Israel and its companies rely on a positive narrative in marketing their dual-use technologies, as they are presented as peaceful tools for public safety or civil development, serving noble goals if used in a different context. But tracking the path of these tools from the laboratory to the Palestinian field reveals that most were born for purposes of control and military superiority, then repackaged with a civil narrative.

This is done using beautifying marketing language that hides the reality of the technologies. Systems for monitoring crowds are renamed to become "crowd management systems," while thermal cameras designed to detect living bodies behind walls used for hunting resistors are sold as night vision devices for rescue. This verbal packaging merely changes the exterior without altering the essence of the use, where the technology itself does not change, but the narrative shifts according to the targeted audience.

One of the companies that embody this beautifying marketing language is the Israeli company "Exodigo," established in 2021 by Jeremy Sward and Ido Gonen, both graduates of Israeli military intelligence units.
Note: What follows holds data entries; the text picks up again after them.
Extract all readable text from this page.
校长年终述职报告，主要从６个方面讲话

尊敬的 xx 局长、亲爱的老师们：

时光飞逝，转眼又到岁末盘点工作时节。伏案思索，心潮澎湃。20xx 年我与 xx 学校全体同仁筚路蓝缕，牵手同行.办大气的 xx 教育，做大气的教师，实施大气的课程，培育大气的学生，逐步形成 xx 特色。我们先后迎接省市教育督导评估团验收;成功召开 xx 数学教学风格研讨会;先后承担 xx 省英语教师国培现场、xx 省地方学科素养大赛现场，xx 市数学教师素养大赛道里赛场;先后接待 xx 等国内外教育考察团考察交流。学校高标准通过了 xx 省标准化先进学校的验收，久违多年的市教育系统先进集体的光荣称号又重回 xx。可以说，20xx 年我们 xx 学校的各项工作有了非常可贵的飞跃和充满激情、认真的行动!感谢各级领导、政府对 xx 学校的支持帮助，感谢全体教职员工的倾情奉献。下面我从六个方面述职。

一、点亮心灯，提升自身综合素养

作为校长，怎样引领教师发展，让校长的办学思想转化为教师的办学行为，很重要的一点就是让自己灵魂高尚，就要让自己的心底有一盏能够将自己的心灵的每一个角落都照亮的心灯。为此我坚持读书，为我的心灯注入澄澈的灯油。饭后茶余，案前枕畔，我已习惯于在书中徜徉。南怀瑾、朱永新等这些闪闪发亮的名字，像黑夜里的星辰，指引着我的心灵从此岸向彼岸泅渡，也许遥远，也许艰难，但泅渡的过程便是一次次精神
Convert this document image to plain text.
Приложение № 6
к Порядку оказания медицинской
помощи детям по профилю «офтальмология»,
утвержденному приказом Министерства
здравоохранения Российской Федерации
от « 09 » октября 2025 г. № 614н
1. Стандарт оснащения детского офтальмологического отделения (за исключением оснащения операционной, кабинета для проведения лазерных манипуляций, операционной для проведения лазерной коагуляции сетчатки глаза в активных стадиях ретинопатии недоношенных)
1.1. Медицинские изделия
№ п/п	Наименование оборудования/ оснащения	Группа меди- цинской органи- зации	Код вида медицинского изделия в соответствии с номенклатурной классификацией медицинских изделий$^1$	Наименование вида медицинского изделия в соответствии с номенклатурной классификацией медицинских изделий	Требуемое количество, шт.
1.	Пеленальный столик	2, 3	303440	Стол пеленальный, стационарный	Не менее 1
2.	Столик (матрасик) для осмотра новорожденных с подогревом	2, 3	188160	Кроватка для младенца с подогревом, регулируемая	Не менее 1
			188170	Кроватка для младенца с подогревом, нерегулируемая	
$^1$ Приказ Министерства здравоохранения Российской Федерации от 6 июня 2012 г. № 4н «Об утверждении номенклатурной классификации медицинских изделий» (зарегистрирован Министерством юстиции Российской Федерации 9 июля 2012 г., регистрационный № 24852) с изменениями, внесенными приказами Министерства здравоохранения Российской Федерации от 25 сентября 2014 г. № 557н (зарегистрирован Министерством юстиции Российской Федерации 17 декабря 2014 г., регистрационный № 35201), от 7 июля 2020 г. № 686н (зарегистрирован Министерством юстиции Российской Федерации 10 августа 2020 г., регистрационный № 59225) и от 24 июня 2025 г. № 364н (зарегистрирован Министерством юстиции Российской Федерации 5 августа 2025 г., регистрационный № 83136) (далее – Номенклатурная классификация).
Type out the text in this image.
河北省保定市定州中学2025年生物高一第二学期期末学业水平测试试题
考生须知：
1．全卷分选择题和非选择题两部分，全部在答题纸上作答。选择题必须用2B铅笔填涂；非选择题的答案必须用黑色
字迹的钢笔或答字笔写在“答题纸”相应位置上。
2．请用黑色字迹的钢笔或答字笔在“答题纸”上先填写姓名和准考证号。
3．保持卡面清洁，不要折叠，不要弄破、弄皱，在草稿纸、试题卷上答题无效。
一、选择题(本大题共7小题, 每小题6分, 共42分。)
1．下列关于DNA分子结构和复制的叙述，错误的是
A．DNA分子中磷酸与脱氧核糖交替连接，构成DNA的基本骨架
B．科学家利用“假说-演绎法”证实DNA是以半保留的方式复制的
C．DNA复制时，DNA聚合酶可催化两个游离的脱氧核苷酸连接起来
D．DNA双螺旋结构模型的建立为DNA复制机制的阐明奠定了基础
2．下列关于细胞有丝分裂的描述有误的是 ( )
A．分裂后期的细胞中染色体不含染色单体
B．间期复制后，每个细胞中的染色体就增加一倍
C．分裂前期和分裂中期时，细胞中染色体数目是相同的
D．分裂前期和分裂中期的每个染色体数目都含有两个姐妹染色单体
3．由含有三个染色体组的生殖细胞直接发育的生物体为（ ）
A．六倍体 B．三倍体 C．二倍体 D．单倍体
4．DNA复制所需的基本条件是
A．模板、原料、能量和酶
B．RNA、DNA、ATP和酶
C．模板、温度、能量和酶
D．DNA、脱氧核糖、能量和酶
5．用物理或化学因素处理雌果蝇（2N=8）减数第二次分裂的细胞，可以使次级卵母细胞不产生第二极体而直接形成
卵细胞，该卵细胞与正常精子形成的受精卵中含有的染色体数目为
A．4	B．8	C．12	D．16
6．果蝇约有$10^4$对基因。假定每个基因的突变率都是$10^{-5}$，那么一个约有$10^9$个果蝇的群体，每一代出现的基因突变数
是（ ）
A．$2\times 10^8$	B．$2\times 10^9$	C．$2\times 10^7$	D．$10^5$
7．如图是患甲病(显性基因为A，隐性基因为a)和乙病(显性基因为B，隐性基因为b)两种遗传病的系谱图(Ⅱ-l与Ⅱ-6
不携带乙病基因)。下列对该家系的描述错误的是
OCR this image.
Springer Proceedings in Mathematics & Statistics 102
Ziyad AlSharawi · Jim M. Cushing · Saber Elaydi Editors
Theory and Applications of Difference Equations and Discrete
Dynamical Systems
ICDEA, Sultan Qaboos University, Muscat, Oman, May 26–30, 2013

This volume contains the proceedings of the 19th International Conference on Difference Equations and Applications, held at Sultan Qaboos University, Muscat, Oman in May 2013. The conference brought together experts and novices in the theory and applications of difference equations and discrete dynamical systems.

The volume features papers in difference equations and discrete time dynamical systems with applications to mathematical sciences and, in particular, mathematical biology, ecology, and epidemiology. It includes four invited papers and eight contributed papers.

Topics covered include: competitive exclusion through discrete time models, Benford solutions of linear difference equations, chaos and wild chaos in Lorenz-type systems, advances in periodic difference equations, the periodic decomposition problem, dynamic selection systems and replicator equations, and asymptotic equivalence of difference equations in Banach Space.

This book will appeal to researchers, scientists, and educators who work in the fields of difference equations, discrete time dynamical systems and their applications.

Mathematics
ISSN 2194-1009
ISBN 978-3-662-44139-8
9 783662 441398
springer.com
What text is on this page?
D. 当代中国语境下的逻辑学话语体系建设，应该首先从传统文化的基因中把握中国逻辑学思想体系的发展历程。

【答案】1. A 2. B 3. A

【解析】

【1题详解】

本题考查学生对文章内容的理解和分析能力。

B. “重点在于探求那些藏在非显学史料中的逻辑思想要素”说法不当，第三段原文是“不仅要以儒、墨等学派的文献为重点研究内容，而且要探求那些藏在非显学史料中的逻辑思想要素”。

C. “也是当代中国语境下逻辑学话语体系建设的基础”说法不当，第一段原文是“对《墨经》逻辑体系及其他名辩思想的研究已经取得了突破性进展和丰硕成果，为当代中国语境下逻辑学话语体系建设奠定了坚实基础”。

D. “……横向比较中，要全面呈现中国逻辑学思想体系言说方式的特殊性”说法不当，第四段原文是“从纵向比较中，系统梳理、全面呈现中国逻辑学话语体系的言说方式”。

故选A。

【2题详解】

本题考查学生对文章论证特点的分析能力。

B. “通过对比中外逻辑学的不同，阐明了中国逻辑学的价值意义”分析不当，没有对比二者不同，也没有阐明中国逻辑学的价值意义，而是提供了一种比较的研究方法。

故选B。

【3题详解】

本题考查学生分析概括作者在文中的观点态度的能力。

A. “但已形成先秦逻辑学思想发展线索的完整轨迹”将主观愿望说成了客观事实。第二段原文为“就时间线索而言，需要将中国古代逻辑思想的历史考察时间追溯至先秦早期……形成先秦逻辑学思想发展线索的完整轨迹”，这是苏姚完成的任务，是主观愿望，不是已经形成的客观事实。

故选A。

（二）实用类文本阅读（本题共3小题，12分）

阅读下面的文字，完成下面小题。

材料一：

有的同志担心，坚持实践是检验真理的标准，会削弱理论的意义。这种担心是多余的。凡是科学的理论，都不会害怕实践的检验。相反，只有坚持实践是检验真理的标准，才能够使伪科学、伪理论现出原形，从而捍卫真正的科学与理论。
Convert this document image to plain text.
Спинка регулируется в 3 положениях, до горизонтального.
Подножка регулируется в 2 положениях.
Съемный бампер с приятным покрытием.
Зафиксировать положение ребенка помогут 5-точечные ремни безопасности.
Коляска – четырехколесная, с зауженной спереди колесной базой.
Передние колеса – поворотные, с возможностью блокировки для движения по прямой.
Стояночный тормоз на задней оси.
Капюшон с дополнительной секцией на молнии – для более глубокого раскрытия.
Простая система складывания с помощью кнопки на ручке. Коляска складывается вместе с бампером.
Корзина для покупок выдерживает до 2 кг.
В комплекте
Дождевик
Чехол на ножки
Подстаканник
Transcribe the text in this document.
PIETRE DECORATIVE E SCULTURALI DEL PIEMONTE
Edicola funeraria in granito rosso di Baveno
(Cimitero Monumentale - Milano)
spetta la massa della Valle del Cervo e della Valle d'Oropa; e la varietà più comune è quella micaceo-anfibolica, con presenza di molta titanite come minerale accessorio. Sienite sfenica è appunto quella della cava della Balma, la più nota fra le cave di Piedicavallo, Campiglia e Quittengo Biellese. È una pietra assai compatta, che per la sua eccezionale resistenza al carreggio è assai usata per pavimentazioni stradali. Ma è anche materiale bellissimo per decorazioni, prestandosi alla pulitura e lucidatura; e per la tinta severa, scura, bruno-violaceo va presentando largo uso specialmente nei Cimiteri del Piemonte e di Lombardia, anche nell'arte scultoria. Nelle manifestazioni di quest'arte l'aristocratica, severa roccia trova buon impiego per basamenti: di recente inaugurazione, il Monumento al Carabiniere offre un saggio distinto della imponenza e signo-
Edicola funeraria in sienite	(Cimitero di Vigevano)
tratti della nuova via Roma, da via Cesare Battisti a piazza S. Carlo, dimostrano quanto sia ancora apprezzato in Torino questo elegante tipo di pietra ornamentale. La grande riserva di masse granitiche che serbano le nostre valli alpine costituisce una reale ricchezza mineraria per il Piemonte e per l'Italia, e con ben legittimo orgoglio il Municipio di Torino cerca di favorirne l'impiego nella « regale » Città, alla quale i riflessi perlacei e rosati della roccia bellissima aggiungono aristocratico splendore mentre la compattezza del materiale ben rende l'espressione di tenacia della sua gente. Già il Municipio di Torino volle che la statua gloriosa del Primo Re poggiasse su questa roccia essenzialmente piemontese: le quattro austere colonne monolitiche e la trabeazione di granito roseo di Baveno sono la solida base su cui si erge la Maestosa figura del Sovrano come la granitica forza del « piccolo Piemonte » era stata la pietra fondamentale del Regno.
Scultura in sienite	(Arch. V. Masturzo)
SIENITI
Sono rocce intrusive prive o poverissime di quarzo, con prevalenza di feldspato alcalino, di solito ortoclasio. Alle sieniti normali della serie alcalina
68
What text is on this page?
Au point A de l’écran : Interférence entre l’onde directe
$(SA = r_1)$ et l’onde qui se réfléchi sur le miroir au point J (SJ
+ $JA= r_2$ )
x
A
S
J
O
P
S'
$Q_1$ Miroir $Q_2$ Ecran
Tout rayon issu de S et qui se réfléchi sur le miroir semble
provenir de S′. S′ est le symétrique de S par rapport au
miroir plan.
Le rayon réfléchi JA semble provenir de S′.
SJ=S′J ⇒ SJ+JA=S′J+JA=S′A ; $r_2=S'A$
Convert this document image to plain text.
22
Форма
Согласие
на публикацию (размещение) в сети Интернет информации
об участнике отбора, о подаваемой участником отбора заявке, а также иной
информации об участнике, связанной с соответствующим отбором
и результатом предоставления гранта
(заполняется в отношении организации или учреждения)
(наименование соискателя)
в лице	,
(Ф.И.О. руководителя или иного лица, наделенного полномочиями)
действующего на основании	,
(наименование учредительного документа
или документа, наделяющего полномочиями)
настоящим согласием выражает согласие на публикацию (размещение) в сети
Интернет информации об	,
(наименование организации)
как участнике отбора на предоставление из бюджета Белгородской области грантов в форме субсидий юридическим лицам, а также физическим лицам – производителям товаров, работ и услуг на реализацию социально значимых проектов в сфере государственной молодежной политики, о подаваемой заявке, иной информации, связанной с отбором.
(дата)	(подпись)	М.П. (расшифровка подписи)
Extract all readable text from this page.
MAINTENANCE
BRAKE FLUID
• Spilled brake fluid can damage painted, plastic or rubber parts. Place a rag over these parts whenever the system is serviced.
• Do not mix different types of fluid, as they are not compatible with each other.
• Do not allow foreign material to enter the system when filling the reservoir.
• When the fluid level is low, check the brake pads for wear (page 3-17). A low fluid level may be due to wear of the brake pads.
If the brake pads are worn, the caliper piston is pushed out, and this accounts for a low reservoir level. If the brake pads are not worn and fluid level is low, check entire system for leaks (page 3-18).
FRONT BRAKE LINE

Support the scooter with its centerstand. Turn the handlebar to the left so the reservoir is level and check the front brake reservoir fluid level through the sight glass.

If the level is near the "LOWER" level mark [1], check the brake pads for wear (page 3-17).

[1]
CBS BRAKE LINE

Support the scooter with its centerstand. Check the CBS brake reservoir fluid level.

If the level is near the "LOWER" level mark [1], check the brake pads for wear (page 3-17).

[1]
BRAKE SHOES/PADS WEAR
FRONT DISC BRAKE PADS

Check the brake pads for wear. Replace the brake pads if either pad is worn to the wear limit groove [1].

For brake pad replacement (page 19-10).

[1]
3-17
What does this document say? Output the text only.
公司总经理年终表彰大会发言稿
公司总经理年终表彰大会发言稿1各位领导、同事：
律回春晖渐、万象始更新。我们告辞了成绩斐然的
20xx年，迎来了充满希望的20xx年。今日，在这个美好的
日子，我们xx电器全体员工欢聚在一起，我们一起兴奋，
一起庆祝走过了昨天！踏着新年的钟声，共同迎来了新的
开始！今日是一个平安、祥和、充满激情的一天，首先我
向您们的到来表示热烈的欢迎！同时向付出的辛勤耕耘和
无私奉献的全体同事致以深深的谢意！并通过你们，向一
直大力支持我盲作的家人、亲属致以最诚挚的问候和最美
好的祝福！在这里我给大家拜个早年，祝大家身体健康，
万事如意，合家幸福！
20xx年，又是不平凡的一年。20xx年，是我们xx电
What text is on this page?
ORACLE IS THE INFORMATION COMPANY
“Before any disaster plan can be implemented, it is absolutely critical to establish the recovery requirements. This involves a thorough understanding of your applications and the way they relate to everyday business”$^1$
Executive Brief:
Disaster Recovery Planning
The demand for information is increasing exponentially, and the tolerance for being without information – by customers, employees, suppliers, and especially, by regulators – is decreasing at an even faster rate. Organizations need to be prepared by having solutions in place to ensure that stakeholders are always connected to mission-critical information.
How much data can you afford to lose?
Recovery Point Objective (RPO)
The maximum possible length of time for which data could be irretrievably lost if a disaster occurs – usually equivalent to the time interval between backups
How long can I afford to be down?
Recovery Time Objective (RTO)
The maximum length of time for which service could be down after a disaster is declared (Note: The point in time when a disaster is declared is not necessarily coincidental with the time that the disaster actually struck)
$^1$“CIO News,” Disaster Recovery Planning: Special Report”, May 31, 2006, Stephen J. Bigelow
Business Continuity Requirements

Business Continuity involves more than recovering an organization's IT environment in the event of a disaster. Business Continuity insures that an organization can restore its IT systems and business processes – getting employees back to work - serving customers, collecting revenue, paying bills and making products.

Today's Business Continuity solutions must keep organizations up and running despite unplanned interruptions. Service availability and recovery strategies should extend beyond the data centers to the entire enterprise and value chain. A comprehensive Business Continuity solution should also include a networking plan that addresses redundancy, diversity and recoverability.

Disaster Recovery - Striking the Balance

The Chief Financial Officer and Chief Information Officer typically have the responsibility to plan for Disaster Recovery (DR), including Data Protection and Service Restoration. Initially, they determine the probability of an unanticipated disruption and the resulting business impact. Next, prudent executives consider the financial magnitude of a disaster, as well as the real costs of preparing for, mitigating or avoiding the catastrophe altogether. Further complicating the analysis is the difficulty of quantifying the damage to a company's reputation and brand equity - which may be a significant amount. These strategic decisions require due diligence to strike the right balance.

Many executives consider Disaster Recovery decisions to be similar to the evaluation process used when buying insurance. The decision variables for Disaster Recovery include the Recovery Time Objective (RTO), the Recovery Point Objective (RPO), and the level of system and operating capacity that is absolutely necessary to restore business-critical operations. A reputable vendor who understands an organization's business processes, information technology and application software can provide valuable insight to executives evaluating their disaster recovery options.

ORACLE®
The company developed advanced technologies for detecting tunnels, starting from experience gained in the military context against Palestinians, yet it avoided any mention of its actual use in Gaza. Instead, it re-marketed the technology as a civil solution for enhancing border security or for land assessment before implementing high-speed rail projects in the United States and Europe.

Thus, Israel plays on the mental separation between the origin and the current product, presenting systems developed in an oppressive context as neutral innovations or civil tools. And if the buyer or the public opinion is not aware that these technologies were first tested in controlling a people under occupation, no initial ethical aversion will arise. On the contrary, they may be viewed as "advanced and necessary technology," sold under the banner of security or development.

However, the experience shows that surveillance systems by nature tend to expand in powers. A system that allows governments comprehensive visibility rarely resists the temptation to use it beyond the stated goal. In Minneapolis, the American city that witnessed the spark of the George Floyd protests in 2020, the authorities had begun using the "BriefCam" system during the protests of the "Black Lives Matter" movement.

In conclusion, changing labels or civil marketing will not alter the DNA of these systems, as a system born for spying will continue to incline towards spying, even if placed in a traffic department or wrapped in public safety phrases.